Nairobi, Aug 23 – In an effort to save the northern white rhino from complete extinction, an international consortium of scientists and conservationists have  completed a procedure that could enable assisted reproduction of the sub-species.

A team of veterinarians on August 22 successfully harvested eggs from the last two surviving females that live in Ol Pejeta Conservancy in Kenya — a procedure that had never been attempted in northern white rhinos before. The eggs will now be artificially inseminated with frozen sperm from a northern white rhino bull, and in the near future,  the embryo will be transferred to a southern white rhino surrogate mother.

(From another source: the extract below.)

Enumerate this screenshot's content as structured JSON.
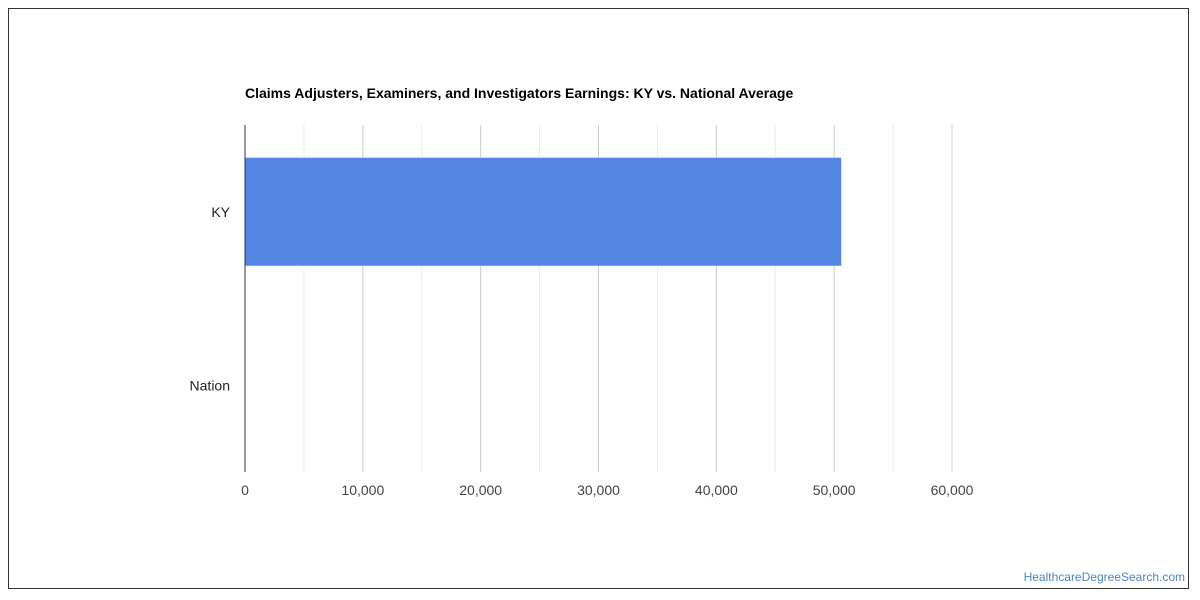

With neither of the two northern white rhino females in Ol Pejeta, Najin and Fatu, able to carry a pregnancy, the future of the northern white rhino now rests solely on pioneering artificial reproduction techniques. The successful harvesting of their eggs means that scientists are one step closer to being able to save the northern white rhino from complete extinction.

The procedure was the result of years of research, development, adjustments and practice.

“Both the technique and the equipment had to be developed entirely from scratch,” said Thomas Hildebrandt from Leibniz-IZW and David Ndeereh from the Kenya Wildlife Service (KWS), who headed the procedure. “We were able to harvest a total of 10 oocytes — 5 from Najin and 5 from Fatu — showing that both females can still provide eggs and thus help to save these magnificent creatures.”

The procedure was conducted with a probe, guided by ultrasound, which harvested immature egg cells (oocytes) from the ovaries of the animals when placed under general anaesthetic.

The successful procedure was a joint effort by the Leibniz Institute for Zoo and Wildlife Research (Leibniz-IZW) Berlin, Avantea, Dvůr Králové Zoo, Ol Pejeta Conservancy and the Kenya Wildlife Service (KWS).